Im Jahr 2019 fand eine Neubelebung der Kunstsammlung von Voksenåsen statt, als Anne Pira vom Staatlichen Kunstrat den Auftrag erhielt, eine Auswahl aus der ursprünglichen Sammlung zu treffen und diese gleichzeitig durch Neuerwerbungen zu ergänzen.

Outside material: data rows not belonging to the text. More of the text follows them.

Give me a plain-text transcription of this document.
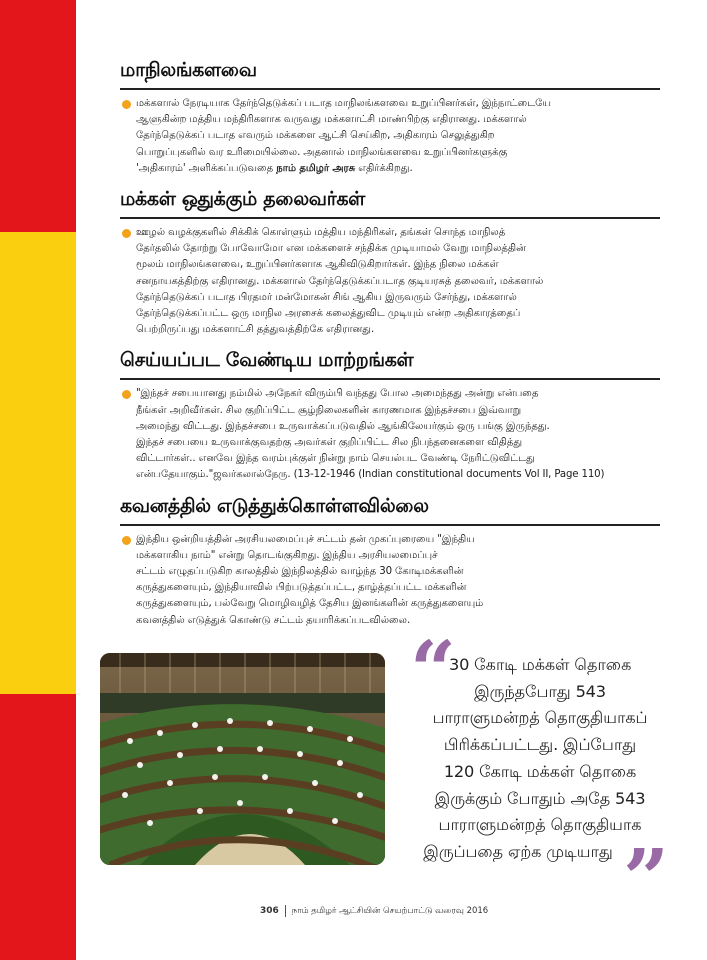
மாநிலங்களவை
மக்களால் நேரடியாக தேர்ந்தெடுக்கப் படாத மாநிலங்களவை உறுப்பினர்கள், இந்நாட்டையே
ஆளுகின்ற மத்திய மந்திரிகளாக வருவது மக்களாட்சி மாண்பிற்கு எதிரானது. மக்களால்
தேர்ந்தெடுக்கப் படாத எவரும் மக்களை ஆட்சி செய்கிற, அதிகாரம் செலுத்துகிற
பொறுப்புகளில் வர உரிமையில்லை. அதனால் மாநிலங்களவை உறுப்பினர்களுக்கு
'அதிகாரம்' அளிக்கப்படுவதை நாம் தமிழர் அரசு எதிர்க்கிறது.
மக்கள் ஒதுக்கும் தலைவர்கள்
ஊழல் வழக்குகளில் சிக்கிக் கொள்ளும் மத்திய மந்திரிகள், தங்கள் சொந்த மாநிலத்
தேர்தலில் தோற்று போவோமோ என மக்களைச் சந்திக்க முடியாமல் வேறு மாநிலத்தின்
மூலம் மாநிலங்களவை, உறுப்பினர்களாக ஆகிவிடுகிறார்கள். இந்த நிலை மக்கள்
சனநாயகத்திற்கு எதிரானது. மக்களால் தேர்ந்தெடுக்கப்படாத குடியரசுத் தலைவர், மக்களால்
தேர்ந்தெடுக்கப் படாத பிரதமர் மன்மோகன் சிங் ஆகிய இருவரும் சேர்ந்து, மக்களால்
தேர்ந்தெடுக்கப்பட்ட ஒரு மாநில அரசைக் கலைத்துவிட முடியும் என்ற அதிகாரத்தைப்
பெற்றிருப்பது மக்களாட்சி தத்துவத்திற்கே எதிரானது.
செய்யப்பட வேண்டிய மாற்றங்கள்
"இந்தச் சபையானது நம்மில் அநேகர் விரும்பி வந்தது போல அமைந்தது அன்று என்பதை
நீங்கள் அறிவீர்கள். சில குறிப்பிட்ட சூழ்நிலைகளின் காரணமாக இந்தச்சபை இவ்வாறு
அமைந்து விட்டது. இந்தச்சபை உருவாக்கப்படுவதில் ஆங்கிலேயர்கும் ஒரு பங்கு இருந்தது.
இந்தச் சபையை உருவாக்குவதற்கு அவர்கள் குறிப்பிட்ட சில நிபந்தனைகளை விதித்து
விட்டார்கள்.. எனவே இந்த வரம்புக்குள் நின்று நாம் செயல்பட வேண்டி நேரிட்டுவிட்டது
என்பதேயாகும்."ஜவர்கலால்நேரு. (13-12-1946 (Indian constitutional documents Vol II, Page 110)
கவனத்தில் எடுத்துக்கொள்ளவில்லை
இந்திய ஒன்றியத்தின் அரசியலமைப்புச் சட்டம் தன் முகப்புரையை "இந்திய
மக்களாகிய நாம்" என்று தொடங்குகிறது. இந்திய அரசியலமைப்புச்
சட்டம் எழுதப்படுகிற காலத்தில் இந்நிலத்தில் வாழ்ந்த 30 கோடிமக்களின்
கருத்துகளையும், இந்தியாவில் பிற்படுத்தப்பட்ட, தாழ்த்தப்பட்ட மக்களின்
கருத்துகளையும், பல்வேறு மொழிவழித் தேசிய இனங்களின் கருத்துகளையும்
கவனத்தில் எடுத்துக் கொண்டு சட்டம் தயாரிக்கப்படவில்லை.
“
30 கோடி மக்கள் தொகை
இருந்தபோது 543
பாராளுமன்றத் தொகுதியாகப்
பிரிக்கப்பட்டது. இப்போது
120 கோடி மக்கள் தொகை
இருக்கும் போதும் அதே 543
பாராளுமன்றத் தொகுதியாக
இருப்பதை ஏற்க முடியாது ”
306	நாம் தமிழர் ஆட்சியின் செயற்பாட்டு வரைவு 2016
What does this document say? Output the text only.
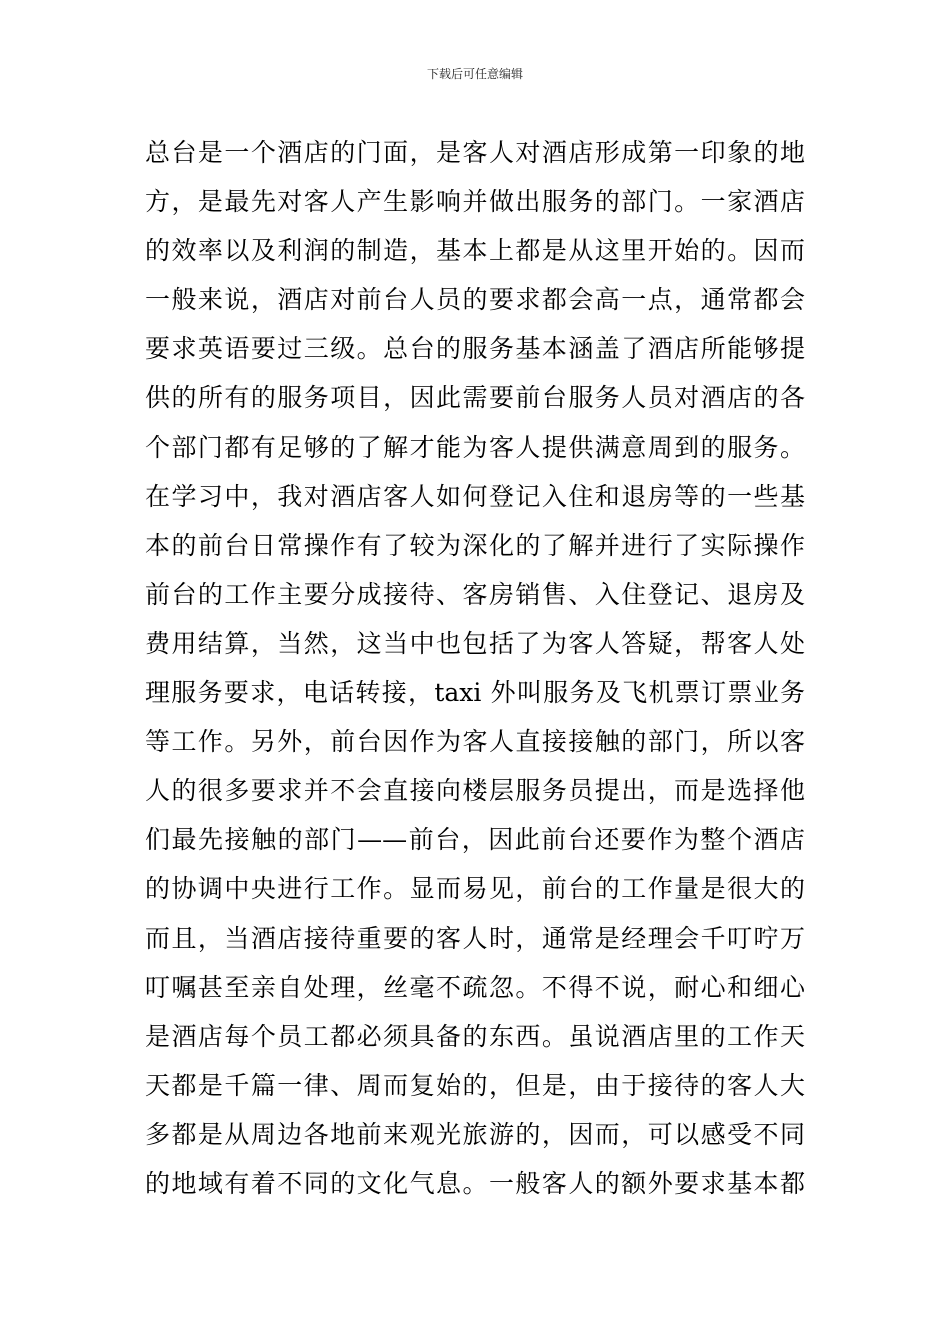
下载后可任意编辑
总台是一个酒店的门面，是客人对酒店形成第一印象的地
方，是最先对客人产生影响并做出服务的部门。一家酒店
的效率以及利润的制造，基本上都是从这里开始的。因而
一般来说，酒店对前台人员的要求都会高一点，通常都会
要求英语要过三级。总台的服务基本涵盖了酒店所能够提
供的所有的服务项目，因此需要前台服务人员对酒店的各
个部门都有足够的了解才能为客人提供满意周到的服务。
在学习中，我对酒店客人如何登记入住和退房等的一些基
本的前台日常操作有了较为深化的了解并进行了实际操作
前台的工作主要分成接待、客房销售、入住登记、退房及
费用结算，当然，这当中也包括了为客人答疑，帮客人处
理服务要求，电话转接，taxi 外叫服务及飞机票订票业务
等工作。另外，前台因作为客人直接接触的部门，所以客
人的很多要求并不会直接向楼层服务员提出，而是选择他
们最先接触的部门——前台，因此前台还要作为整个酒店
的协调中央进行工作。显而易见，前台的工作量是很大的
而且，当酒店接待重要的客人时，通常是经理会千叮咛万
叮嘱甚至亲自处理，丝毫不疏忽。不得不说，耐心和细心
是酒店每个员工都必须具备的东西。虽说酒店里的工作天
天都是千篇一律、周而复始的，但是，由于接待的客人大
多都是从周边各地前来观光旅游的，因而，可以感受不同
的地域有着不同的文化气息。一般客人的额外要求基本都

Die „neue“ Kunst in Voksenåsen besteht aus Werken, die einen Dialog mit der Kunst der ursprünglichen Sammlung führen oder diese ergänzen. Eine modernistische Sammlung, deren deutliche Merkmale der abstrakte Expressionismus und die informelle Malerei sind. Die ältere Sammlung umfasst auch mehrere Werke, die einen Bezug zum Surrealismus haben. Metaphysische Denkweisen, eine ausgeprägte Materialität und die Tatsache, dass nur wenige Werke in der älteren Sammlung von Frauen geschaffen wurden, beeinflussten die Auswahl der neuen Werke.
In der neuen Sammlung sind sowohl ältere als auch jüngere Künstler vertreten. So ist beispielsweise ein Foto von Monica Englund (geb. 1935) neben einer Skulptur von Sara Møller (geb. 1982) zu sehen.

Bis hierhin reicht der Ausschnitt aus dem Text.